If the number of water lilies on a pond doubles each day and it takes them 29 days to cover the entire pond, what day is the pond half covered?
This puzzle is how Martin Hirsch, head of the Paris region hospital network, describes the brutal first wave of Covid-19 which triggered lockdowns across Europe in March and April. The answer is 28, because once the pond is half covered it only takes an extra day for the water lily spread to double in size. “A one day delay means doubling the cases, doubling the seriously ill and doubling the deaths,” he writes in a new book on hospitals battling the virus. “Every day counts.”
Hirsch’s metaphor is relevant to the new wave of Covid-19 cases currently hitting Spain, France and the UK. The pickup certainly looks like a water lily in full flow.
Deaths are increasing at a slower rate, but they are also clearly on the rise. The solace here is that they’re averaging 100 or less per week in those same countries – although tragic, it’s a far cry from the peak levels of 1,000 seen in lockdowns last spring. Mass testing and screening programs put in place this summer detected asymptomatic and mild cases earlier, while critically ill people are better treated and less likely to die, doctors say. But the fear is that by the time death rates skyrocket, it will be too late to do anything.
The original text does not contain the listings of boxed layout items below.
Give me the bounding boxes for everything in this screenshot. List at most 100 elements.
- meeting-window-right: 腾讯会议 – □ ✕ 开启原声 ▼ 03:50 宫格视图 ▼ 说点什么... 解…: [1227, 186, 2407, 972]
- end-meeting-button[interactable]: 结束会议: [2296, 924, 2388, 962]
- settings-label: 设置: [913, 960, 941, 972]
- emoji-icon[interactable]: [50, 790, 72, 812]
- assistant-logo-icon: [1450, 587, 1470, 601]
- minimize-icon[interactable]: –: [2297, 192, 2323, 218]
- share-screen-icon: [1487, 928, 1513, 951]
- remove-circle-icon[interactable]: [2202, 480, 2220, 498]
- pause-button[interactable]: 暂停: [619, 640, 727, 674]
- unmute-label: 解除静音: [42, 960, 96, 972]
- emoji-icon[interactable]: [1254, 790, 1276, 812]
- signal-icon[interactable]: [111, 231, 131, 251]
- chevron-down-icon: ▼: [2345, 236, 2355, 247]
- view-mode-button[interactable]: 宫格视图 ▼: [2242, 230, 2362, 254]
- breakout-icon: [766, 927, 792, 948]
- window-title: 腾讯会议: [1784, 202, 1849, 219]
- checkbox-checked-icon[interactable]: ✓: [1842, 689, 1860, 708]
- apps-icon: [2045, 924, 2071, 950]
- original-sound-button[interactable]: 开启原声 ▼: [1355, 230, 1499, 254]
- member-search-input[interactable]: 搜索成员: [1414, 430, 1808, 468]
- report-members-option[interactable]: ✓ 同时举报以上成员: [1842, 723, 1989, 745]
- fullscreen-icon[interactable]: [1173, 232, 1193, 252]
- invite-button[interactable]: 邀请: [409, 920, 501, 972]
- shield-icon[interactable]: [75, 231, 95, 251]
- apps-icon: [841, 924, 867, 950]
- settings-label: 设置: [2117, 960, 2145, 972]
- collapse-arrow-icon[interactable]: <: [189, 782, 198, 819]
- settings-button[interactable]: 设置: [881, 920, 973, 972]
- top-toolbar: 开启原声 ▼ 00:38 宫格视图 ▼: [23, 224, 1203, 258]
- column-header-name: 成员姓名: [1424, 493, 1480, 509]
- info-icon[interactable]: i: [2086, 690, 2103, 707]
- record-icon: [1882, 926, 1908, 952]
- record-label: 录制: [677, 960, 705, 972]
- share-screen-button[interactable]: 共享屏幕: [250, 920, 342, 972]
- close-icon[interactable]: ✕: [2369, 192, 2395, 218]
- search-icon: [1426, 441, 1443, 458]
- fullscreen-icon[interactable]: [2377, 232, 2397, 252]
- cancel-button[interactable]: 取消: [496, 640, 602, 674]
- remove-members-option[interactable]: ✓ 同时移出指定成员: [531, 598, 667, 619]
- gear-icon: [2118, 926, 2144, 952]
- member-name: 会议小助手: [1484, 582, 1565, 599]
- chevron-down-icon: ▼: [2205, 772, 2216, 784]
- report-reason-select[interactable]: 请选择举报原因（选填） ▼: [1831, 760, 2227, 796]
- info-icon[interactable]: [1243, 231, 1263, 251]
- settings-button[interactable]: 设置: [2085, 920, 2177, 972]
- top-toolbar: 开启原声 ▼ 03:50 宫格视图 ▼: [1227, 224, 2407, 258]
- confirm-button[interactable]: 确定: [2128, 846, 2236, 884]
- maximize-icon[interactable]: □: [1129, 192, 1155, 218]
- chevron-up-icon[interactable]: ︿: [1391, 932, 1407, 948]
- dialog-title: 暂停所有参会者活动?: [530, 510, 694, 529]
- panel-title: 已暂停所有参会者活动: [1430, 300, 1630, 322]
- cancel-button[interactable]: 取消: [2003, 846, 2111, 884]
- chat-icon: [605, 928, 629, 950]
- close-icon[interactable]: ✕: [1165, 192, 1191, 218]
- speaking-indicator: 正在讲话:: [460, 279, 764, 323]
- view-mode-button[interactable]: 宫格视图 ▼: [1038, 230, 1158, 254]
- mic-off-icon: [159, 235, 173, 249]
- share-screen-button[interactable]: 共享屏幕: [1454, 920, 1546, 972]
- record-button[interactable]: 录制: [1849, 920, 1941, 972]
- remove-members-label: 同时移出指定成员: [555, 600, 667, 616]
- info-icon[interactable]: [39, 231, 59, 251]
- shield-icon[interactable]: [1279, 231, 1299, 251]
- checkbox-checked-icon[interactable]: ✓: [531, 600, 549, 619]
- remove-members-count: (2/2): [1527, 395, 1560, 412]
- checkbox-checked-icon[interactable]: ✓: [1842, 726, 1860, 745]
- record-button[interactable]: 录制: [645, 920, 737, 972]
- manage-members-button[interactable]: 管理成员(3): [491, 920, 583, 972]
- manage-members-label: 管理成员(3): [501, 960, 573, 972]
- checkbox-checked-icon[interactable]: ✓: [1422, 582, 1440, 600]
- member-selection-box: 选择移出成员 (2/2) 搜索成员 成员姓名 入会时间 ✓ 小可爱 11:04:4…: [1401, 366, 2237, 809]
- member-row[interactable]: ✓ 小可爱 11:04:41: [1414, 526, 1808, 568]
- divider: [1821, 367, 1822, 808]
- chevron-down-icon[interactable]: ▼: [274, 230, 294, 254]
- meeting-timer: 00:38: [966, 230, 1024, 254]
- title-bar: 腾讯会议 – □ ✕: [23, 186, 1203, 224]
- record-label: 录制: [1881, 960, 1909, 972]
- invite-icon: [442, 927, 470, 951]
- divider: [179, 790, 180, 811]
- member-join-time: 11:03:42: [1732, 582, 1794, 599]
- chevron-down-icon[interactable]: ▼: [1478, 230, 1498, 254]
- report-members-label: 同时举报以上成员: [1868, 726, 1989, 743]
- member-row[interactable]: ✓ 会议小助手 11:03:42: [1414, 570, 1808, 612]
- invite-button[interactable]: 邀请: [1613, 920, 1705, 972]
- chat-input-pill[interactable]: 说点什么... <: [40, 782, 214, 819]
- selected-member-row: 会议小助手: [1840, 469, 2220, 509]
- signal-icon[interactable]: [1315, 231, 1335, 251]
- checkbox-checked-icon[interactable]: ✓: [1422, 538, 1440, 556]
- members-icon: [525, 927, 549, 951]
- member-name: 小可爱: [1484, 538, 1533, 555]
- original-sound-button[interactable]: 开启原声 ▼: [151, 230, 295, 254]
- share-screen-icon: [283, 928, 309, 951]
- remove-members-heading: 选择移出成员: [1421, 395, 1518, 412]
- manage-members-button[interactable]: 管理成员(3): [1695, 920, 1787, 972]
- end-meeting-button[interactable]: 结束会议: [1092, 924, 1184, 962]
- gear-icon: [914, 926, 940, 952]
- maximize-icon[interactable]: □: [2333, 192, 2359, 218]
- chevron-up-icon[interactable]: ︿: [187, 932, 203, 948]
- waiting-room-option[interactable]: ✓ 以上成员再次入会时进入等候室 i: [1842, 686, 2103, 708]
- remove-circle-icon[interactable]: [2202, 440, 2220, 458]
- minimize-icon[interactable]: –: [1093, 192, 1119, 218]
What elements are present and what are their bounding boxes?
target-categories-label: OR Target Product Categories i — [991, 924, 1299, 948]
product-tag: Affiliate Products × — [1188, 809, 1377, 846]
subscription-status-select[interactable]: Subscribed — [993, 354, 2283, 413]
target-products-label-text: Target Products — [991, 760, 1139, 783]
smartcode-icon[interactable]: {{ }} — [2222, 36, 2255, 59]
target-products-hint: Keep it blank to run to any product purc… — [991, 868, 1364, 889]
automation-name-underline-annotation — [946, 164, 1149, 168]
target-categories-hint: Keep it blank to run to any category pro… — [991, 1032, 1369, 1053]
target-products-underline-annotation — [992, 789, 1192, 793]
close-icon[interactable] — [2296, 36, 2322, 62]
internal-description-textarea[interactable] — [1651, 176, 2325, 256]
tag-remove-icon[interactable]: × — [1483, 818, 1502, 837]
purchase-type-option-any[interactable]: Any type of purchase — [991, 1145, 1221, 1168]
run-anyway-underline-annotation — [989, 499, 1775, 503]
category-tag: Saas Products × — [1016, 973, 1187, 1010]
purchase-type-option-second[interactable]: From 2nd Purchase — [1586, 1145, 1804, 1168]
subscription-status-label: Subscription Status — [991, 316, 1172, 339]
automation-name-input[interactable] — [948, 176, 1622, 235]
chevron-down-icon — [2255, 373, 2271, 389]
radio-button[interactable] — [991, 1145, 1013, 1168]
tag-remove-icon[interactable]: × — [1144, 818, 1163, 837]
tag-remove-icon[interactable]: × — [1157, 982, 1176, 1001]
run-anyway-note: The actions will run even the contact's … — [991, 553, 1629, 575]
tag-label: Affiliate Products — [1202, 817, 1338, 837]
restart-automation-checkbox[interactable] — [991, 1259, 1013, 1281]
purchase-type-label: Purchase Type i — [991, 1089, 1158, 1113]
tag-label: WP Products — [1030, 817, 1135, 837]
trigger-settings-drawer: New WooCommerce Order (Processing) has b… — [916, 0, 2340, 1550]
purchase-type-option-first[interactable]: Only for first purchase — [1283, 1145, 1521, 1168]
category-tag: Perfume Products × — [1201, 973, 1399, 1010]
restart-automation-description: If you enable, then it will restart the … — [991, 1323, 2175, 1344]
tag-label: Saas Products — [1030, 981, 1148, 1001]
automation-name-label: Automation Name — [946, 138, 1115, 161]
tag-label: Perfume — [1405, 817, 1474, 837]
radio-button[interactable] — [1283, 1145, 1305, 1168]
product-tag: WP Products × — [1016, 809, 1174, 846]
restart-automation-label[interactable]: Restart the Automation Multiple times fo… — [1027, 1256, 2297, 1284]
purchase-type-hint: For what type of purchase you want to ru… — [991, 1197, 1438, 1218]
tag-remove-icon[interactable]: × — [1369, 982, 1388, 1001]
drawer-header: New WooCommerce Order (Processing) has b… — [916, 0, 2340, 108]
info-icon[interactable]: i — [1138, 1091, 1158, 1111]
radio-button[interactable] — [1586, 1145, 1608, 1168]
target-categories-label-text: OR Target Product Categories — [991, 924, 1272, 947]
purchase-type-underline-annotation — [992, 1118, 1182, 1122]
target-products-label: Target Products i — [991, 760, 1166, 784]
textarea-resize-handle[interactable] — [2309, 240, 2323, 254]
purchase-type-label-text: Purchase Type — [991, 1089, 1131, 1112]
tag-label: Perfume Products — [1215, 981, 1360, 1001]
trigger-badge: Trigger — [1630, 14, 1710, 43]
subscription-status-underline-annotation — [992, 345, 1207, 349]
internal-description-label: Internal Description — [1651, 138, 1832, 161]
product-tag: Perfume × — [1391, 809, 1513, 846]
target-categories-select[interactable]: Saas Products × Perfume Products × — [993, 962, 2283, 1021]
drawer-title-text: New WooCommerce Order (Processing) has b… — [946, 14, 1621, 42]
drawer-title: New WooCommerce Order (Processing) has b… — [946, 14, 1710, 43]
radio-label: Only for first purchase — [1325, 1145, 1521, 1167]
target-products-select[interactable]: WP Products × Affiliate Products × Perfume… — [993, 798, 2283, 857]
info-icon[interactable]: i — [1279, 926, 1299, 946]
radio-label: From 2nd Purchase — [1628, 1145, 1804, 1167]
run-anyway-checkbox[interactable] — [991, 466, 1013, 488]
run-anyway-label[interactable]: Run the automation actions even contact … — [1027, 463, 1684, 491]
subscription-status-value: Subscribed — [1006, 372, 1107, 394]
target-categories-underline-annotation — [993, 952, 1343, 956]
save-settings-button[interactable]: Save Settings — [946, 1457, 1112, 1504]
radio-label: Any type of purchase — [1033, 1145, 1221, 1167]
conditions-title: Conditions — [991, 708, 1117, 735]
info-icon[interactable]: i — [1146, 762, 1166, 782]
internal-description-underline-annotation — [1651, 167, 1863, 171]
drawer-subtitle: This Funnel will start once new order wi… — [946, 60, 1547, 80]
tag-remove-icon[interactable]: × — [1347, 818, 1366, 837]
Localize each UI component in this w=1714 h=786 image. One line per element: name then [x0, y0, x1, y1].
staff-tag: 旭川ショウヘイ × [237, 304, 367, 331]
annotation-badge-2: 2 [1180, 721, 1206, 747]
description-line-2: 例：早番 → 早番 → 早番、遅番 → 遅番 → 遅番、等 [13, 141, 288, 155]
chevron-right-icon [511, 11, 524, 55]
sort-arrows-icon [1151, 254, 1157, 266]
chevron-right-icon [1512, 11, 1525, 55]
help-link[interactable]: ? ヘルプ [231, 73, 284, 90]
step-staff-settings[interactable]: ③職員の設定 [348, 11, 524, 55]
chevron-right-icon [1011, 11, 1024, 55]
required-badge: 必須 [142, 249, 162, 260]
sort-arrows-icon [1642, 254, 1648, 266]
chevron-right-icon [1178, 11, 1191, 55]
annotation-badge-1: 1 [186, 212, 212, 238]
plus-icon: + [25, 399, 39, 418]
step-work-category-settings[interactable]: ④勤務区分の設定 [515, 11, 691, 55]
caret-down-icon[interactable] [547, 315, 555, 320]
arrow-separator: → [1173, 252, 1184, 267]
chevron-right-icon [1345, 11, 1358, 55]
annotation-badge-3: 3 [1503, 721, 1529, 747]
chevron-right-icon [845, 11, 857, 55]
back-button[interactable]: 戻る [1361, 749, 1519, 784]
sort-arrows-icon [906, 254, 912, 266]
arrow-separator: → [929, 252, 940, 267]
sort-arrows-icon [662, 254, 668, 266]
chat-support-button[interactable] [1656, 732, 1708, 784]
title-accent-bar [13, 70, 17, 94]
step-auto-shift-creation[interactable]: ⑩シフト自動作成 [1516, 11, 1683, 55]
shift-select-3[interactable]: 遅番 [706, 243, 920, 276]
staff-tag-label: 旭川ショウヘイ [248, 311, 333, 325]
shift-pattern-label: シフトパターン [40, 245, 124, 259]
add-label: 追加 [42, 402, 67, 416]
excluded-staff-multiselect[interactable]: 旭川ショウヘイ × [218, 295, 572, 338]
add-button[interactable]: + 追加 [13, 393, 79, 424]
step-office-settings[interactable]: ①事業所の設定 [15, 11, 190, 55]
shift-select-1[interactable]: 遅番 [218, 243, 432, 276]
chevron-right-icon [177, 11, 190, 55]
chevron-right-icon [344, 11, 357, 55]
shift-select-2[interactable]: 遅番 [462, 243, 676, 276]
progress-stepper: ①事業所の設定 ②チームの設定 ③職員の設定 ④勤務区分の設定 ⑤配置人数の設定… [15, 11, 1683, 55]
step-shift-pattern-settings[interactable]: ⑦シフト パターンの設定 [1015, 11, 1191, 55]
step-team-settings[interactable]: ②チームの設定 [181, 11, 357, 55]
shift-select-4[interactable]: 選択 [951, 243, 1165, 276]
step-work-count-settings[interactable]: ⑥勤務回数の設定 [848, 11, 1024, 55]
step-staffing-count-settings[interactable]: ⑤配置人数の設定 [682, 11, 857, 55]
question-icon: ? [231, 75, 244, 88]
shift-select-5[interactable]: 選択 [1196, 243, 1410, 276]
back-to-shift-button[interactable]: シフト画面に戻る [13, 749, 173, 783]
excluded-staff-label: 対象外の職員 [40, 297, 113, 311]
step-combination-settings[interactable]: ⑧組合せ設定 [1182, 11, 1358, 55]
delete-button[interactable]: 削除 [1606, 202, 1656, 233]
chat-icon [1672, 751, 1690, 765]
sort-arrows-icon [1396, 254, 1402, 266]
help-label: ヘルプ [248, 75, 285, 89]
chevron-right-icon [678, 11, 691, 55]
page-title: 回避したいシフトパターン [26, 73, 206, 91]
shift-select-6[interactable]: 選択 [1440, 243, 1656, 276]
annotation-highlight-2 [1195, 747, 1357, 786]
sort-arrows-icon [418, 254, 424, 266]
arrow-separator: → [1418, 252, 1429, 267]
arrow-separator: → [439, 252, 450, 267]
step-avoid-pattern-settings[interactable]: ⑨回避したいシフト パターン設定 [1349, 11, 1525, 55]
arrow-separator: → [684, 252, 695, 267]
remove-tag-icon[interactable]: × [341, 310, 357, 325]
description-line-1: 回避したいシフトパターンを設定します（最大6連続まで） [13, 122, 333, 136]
This is why epidemiologists and stock market investorssee national lockdowns as a growing risk, even as French leaders from Emmanuel Macron to Britain’s Boris Johnson have said they would rather learn to live with the coronavirus rather than impose another set of draconian restrictions on the popular movement. Government scientistspredict the UK could report 50,000 cases a day by mid-October, up from nearly 4,000 now; France and Spain already have around 10,000 on average. The temptation to shut down stores, businesses and schools for a short time, painful as it is, might be impossible for governments to ignore if the situation worsens.
Rather than assuming that the water lily will spread out of control like before, there are a few reassuring factors to keep in mind.
Unlike the first wave, when lockdowns seemed the only way to save time to relieve overwhelmed hospitals and save lives, we know a lot more about SARS-Cov-2. Governments have improved top-down surveillance by screening, tracing and isolating positive cases to identify and break the chain of transmission. Individuals have stepped up prevention – wearing masks, hand washing and social distancing – to hamper the ability of the virus to spread. Curatively, as we wait for vaccines and game-changing therapies, steroids and blood thinners have improved patients’ recovery in hospital. The equipment shortages that have left frontline workers, from supermarket cashiers to medical staff, sorely exposed are nowhere near as severe as they were in April.It is still possible to re-emphasize all of these interrelated measures and more stringent local restrictions. that were used in cities and regions when the crates jump, without putting entire countries in a bell. It is not just a question of economic interest. The high price of edging included increasing inequality, asharm children’s education for little epidemiological gain and delay screening for potentially life-threatening cancer.
The challenge is time and public confidence. Targeted measures are slow to arrive and hospitals are starting to fill up again. Patients with Covid-19 now represent 20% to 30% of ICU bedsParis andAreas of Madrid. The test systems arestretched to the limit, in some places to the point of collapsing. It’s easy to see how confidence in the authorities could evaporate. People can just take matters into their own hands, switching between fear (self-imposed restrictions on movement) and fatigue (letting go of social distancing). The result would be sleepwalking in the lockdown.
This is where transparency and trust come in. Governments need to be clear about their strategy, which sometimes seems to oscillate between letting the virus circulate (eg restoring nightlife and tourism in a hurry) and eliminating it altogether. . They should avoid doing an about-face on public health messages, taking a page from the book from Sweden, which has by and large followed its rules.stable since the start of the pandemic. And they should take solace in Italy’s current success in containing the virus, as well as the effectiveness of local lockdowns seen in several countries. The second waves can still be stopped, or at least slowed down.
It is clear that several major European countries have been late on Covid-19. They lack the pandemic muscle memory of Asia and the natural defenses of a low population density. But that doesn’t mean they’re doomed to lock up again. Sometimes the water lilies can be contained without draining the pond.
This column does not necessarily reflect the opinion of the Editorial Board or of Bloomberg LP and its owners.